Essaouira, como buena ciudad portuaria, ha sido desde muy antiguo encrucijada de pueblos y civilizaciones. Desde el siglo V a.C. se encontró bajo el dominio de fenicios y cartagineses, para luego estar en manos de los romanos, época en la que fue una zona especialmente conocida por su producción de púrpura. A partir del año 533 de nuestra era, el Imperio Bizantino regió los destinos de la ciudad. Tras sucesivas entradas de árabes y portugueses, fueron finalmente los primeros quienes se hicieron con el control de Essaouira, y  allí se encontraban en la época de mayor esplendor de esta urbe, el siglo XVIII, una centuria en la que, gracias al comercio con Europa, vivió años dorados. Desde finales del siglo XX, la curiosa llegada de aventureros y artistas (Frank Zappa, Jimi Hendrix) le ha devuelto un cierto renombre.

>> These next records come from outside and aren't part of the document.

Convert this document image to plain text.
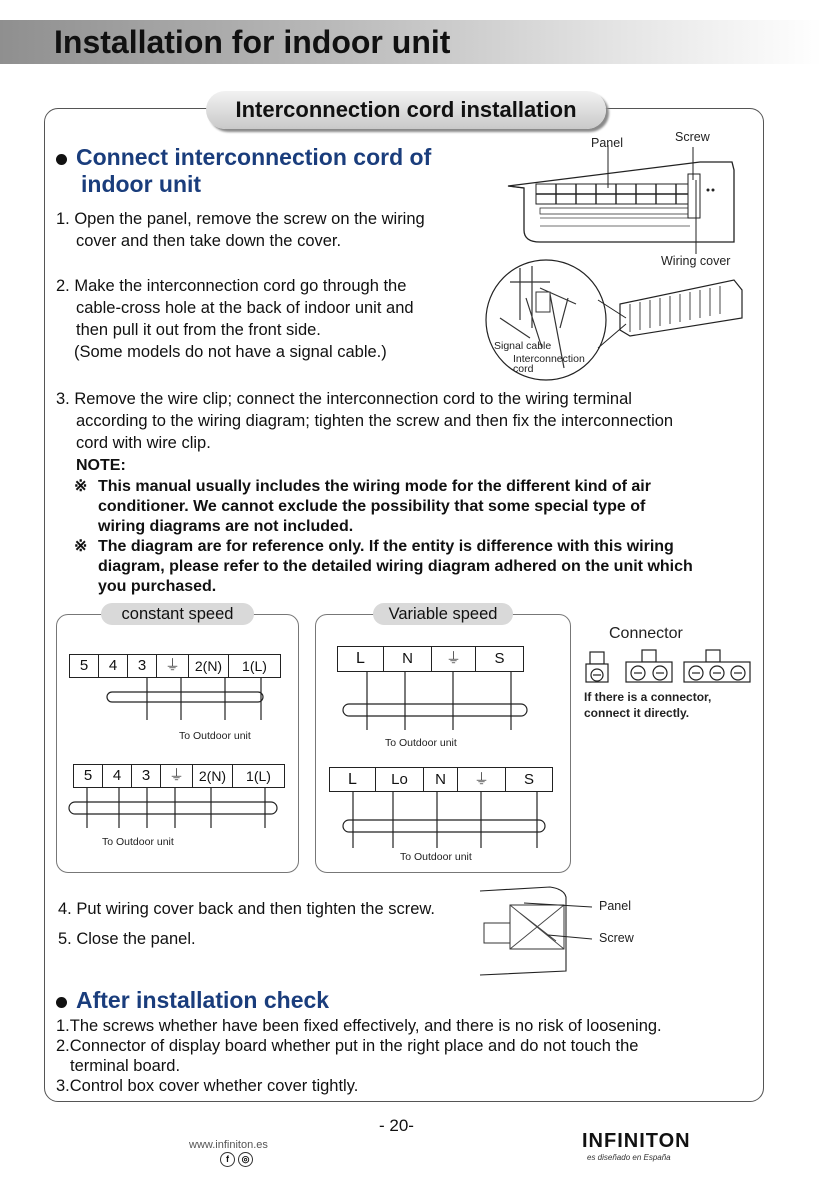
Installation for indoor unit
Interconnection cord installation
Connect interconnection cord of
indoor unit
1. Open the panel, remove the screw on the wiring
cover and then take down the cover.
2. Make the interconnection cord go through the
cable-cross hole at the back of indoor unit and
then pull it out from the front side.
(Some models do not have a signal cable.)
3. Remove the wire clip; connect the interconnection cord to the wiring terminal
according to the wiring diagram; tighten the screw and then fix the interconnection
cord with wire clip.
Panel	Screw
Wiring cover
Signal cable
Interconnection
cord
NOTE:
※ This manual usually includes the wiring mode for the different kind of air
conditioner. We cannot exclude the possibility that some special type of
wiring diagrams are not included.
※ The diagram are for reference only. If the entity is difference with this wiring
diagram, please refer to the detailed wiring diagram adhered on the unit which
you purchased.
constant speed	Variable speed
5	4	3	⏚	2(N)	1(L)
To Outdoor unit
5	4	3	⏚	2(N)	1(L)
To Outdoor unit
L	N	⏚	S
To Outdoor unit
L	Lo	N	⏚	S
To Outdoor unit
Connector
If there is a connector,
connect it directly.
4. Put wiring cover back and then tighten the screw.
5. Close the panel.
Panel
Screw
After installation check
1.The screws whether have been fixed effectively, and there is no risk of loosening.
2.Connector of display board whether put in the right place and do not touch the
terminal board.
3.Control box cover whether cover tightly.
- 20-
www.infiniton.es
f	◎
INFINITON
es diseñado en España
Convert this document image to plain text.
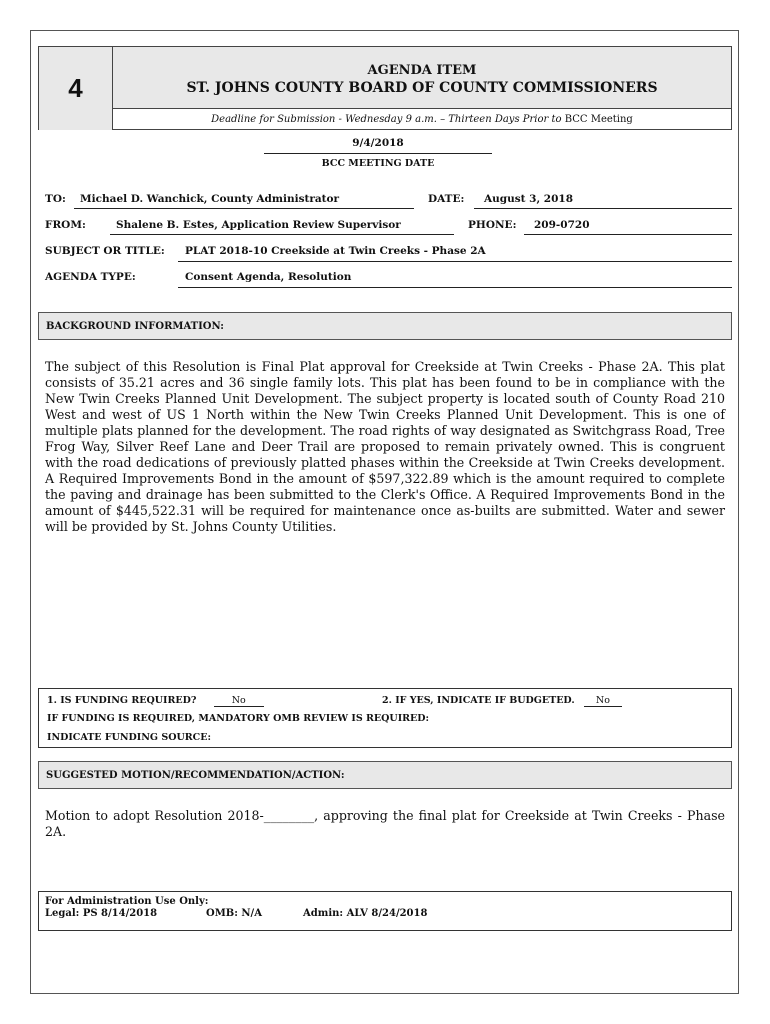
4
AGENDA ITEM
ST. JOHNS COUNTY BOARD OF COUNTY COMMISSIONERS
Deadline for Submission - Wednesday 9 a.m. – Thirteen Days Prior to
BCC Meeting
9/4/2018
BCC MEETING DATE
TO: Michael D. Wanchick, County Administrator	DATE: August 3, 2018
FROM:	Shalene B. Estes, Application Review Supervisor	PHONE: 209-0720
SUBJECT OR TITLE: PLAT 2018-10 Creekside at Twin Creeks - Phase 2A
AGENDA TYPE:	Consent Agenda, Resolution
BACKGROUND INFORMATION:
The subject of this Resolution is Final Plat approval for Creekside at Twin Creeks - Phase 2A. This plat consists of 35.21 acres and 36 single family lots. This plat has been found to be in compliance with the New Twin Creeks Planned Unit Development. The subject property is located south of County Road 210 West and west of US 1 North within the New Twin Creeks Planned Unit Development. This is one of multiple plats planned for the development. The road rights of way designated as Switchgrass Road, Tree Frog Way, Silver Reef Lane and Deer Trail are proposed to remain privately owned. This is congruent with the road dedications of previously platted phases within the Creekside at Twin Creeks development. A Required Improvements Bond in the amount of $597,322.89 which is the amount required to complete the paving and drainage has been submitted to the Clerk's Office. A Required Improvements Bond in the amount of $445,522.31 will be required for maintenance once as-builts are submitted. Water and sewer will be provided by St. Johns County Utilities.
1. IS FUNDING REQUIRED?	No	2. IF YES, INDICATE IF BUDGETED. No
IF FUNDING IS REQUIRED, MANDATORY OMB REVIEW IS REQUIRED:
INDICATE FUNDING SOURCE:
SUGGESTED MOTION/RECOMMENDATION/ACTION:
Motion to adopt Resolution 2018-________, approving the final plat for Creekside at Twin Creeks - Phase 2A.
For Administration Use Only:
Legal: PS 8/14/2018	OMB: N/A	Admin: ALV 8/24/2018
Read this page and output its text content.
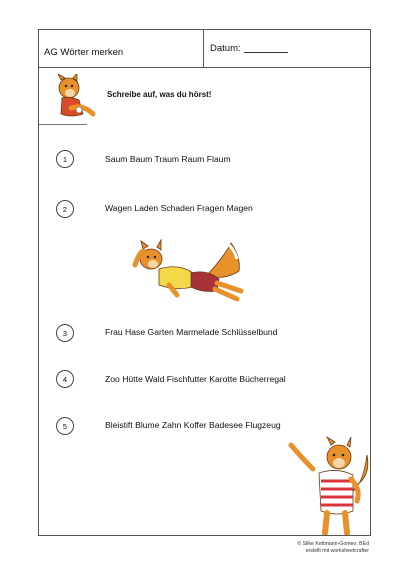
AG Wörter merken	Datum:
Schreibe auf, was du hörst!
1	Saum Baum Traum Raum Flaum
2	Wagen Laden Schaden Fragen Magen
3	Frau Hase Garten Marmelade Schlüsselbund
4	Zoo Hütte Wald Fischfutter Karotte Bücherregal
5	Bleistift Blume Zahn Koffer Badesee Flugzeug
© Silke Kettmann-Gomeo, BEd
erstellt mit worksheetcrafter
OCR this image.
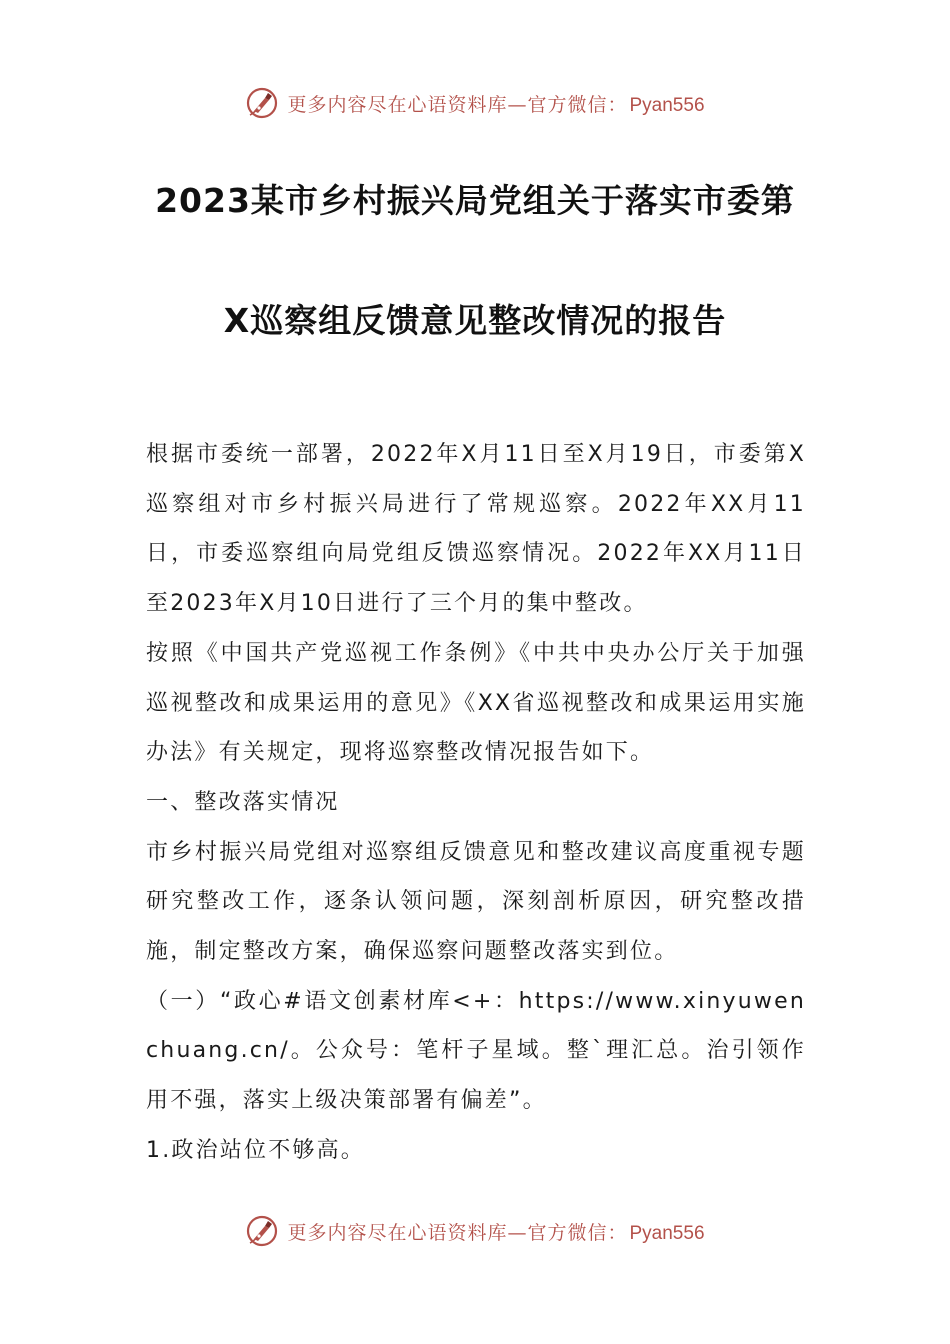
更多内容尽在心语资料库—官方微信： Pyan556
2023某市乡村振兴局党组关于落实市委第
X巡察组反馈意见整改情况的报告

根据市委统一部署，2022年X月11日至X月19日，市委第X巡察组对市乡村振兴局进行了常规巡察。2022年XX月11日，市委巡察组向局党组反馈巡察情况。2022年XX月11日至2023年X月10日进行了三个月的集中整改。

按照《中国共产党巡视工作条例》《中共中央办公厅关于加强巡视整改和成果运用的意见》《XX省巡视整改和成果运用实施办法》有关规定，现将巡察整改情况报告如下。

一、整改落实情况

市乡村振兴局党组对巡察组反馈意见和整改建议高度重视专题研究整改工作，逐条认领问题，深刻剖析原因，研究整改措施，制定整改方案，确保巡察问题整改落实到位。

（一）“政心#语文创素材库<+：https://www.xinyuwenchuang.cn/。公众号：笔杆子星域。整`理汇总。治引领作用不强，落实上级决策部署有偏差”。

1.政治站位不够高。

更多内容尽在心语资料库—官方微信： Pyan556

Más allá de estas visitas, Essaouira basa también su potencial en ser una de las mejores zonas para la práctica del surf en toda la costa atlántica de Marruecos, así como en su monumentalidad. Su medina amurallada y la plaza Prince Moulay el Hassan, con su estilo «francés», reciben al visitante, que también puede decantarse por caminar por varios zocos y descansar junto al puerto de esta ciudad blanca y azul.